In the Middle Ages, French batteurs d’or (gold-beaters) were so numerous they formed a Guild. By the Revolution there were 25 still in work. Now there is only one left in France.
A batteur d’or uses blocks of solid gold to make leaf so fine it breaks apart when touched. The name encapsulates the combination of strength and delicacy required for the job.
Although the trade dates back to antiquity, gold-beating is no longer entirely done by hammer, a job that required the strength and stamina of a blacksmith. Instead, machines have been introduced.
Pure gold is melted at temperatures of up to 1,200C and, with tiny quantities of silver or copper, or other metals, depending on the shade of gold leaf required. The molten alloy is poured into moulds to form small ingots, which are pressed to form ribbons, and reheated.

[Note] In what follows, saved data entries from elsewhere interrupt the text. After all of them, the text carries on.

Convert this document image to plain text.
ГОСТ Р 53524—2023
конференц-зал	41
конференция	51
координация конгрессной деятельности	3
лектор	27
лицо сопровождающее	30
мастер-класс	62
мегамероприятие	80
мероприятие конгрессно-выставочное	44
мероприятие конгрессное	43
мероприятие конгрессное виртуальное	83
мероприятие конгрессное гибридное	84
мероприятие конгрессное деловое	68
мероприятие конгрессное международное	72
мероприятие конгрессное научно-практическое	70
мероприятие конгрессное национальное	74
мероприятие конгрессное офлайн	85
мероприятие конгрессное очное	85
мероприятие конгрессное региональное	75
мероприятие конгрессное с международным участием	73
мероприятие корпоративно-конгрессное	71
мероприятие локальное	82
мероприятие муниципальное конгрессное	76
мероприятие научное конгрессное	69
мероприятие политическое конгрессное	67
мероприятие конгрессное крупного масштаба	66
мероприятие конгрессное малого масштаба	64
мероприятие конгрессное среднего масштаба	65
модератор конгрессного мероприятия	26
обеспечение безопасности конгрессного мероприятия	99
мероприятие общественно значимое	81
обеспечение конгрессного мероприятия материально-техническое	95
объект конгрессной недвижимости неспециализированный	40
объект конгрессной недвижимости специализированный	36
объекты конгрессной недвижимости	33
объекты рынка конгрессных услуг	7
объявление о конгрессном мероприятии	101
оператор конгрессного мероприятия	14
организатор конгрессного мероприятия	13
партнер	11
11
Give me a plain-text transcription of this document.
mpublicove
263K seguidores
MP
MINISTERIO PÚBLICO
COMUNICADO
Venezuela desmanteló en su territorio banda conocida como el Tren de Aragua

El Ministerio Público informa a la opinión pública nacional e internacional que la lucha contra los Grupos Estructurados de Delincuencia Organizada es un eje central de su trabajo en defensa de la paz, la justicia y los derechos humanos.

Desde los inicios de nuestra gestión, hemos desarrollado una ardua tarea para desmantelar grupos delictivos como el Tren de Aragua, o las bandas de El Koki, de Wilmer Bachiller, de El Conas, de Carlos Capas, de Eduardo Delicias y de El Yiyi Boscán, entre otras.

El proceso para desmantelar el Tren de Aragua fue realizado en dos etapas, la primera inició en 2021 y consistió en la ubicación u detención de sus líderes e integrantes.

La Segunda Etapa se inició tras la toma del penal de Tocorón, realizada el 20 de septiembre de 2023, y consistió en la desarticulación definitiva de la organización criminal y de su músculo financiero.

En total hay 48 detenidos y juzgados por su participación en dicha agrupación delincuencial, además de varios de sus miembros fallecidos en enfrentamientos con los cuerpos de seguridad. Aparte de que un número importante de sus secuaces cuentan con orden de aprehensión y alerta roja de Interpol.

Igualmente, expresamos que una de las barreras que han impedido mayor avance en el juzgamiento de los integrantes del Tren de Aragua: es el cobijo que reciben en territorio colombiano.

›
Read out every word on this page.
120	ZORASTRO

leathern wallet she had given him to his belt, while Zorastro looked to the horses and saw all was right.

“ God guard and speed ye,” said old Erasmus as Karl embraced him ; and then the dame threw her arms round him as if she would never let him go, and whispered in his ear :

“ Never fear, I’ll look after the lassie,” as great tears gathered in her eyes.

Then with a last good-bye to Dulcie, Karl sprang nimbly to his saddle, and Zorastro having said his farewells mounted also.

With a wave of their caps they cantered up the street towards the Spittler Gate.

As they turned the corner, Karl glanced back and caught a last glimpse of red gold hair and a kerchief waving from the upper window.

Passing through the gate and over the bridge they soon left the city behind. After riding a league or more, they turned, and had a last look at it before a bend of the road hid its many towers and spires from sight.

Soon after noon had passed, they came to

The ribbons are hammered out in two separate stages to make sheets that are 75,000 times thinner than the ingots they are made from.
Finally, the sheets are hand-blown to smooth them out and cut to the appropriate size before being placed between the pages of little books made from silk paper. All offcuts are melted down and used again.
The market for gold leaf is a global one, and there are few in Europe who are able to supply it, so for a skilled craftsman the trade is potentially lucrative.
Whereas at one time the majority of clients would have been enlumineurs (illustrators of manuscripts), now artists, sculptors, ceramicists, glassblowers and art restorers all use gold leaf in small quantities. Made into powder, gold leaf makes luxurious glitter.
Recently, it has begun to be used in high-quality food items, and in industry.
With only a single craftsman left in France, there is no specific training course available for someone wanting to enter the trade.
At Maison Dauvet in Haute Savoie, apprêteuses, who press the gold, and videuses, who take the fragile sheets of gold leaf out of their moulds, blow and cut them, are trained in-house and are ready to take up work on their own account after three years. If this craft interests you, you are advised to seek an apprenticeship.
Last beater in France has 50 shades of gold
Maison Dauvet, the one remaining batteur d’or in France, encapsulates the paradox of many métiers d’art. The rarity of its specialism makes it highly prized, but also difficult for the company to compete in a market flooded with cheap, lower-quality products.
This paradox caught the eye of Antonin Beurrier, an industrialist with expertise in alloys.
He bought Maison Dauvet in 2013 and has been nurturing it ever since. In total, the batterie has 300 years of experience and Pyrrhos Dauvet, the last batteur d’or, is the sixth generation of his family in the craft.
Maison Dauvet’s market is a global one, its products destined for consumers who still like “the French touch”.
“There are batteurs d’or in Germany,” he said, “but their style of gold leaf is Baroque, very different from ours. Italian is different again.”
Such discerning customers are fewer than they once were.
“We have precise recipes for 50 shades of gold at Maison Dauvet,” said Mr Beurrier, “but we only sell about 15-16 of them. People have lost the ability to differentiate.”
Pyrrhos and his father Bernard are doing work that was already being done in antiquity. Although machines have replaced hammers, their task requires just as much of a feel for the metals, as well as precision, and an eye for detail.
Although Maison Dauvet is branching out into 21st-century applications for its gold leaf – in heat insulation, watch- making, cosmetics and food – two-thirds of its output is still destined for traditional applications. The company also works with the Palace of Versailles and the Louvre.
For a company making such a luxury product, its goals are much more modest. Mr Beurrier said: “We’d like to break even in 2018 and I think we’re just about on course for that”.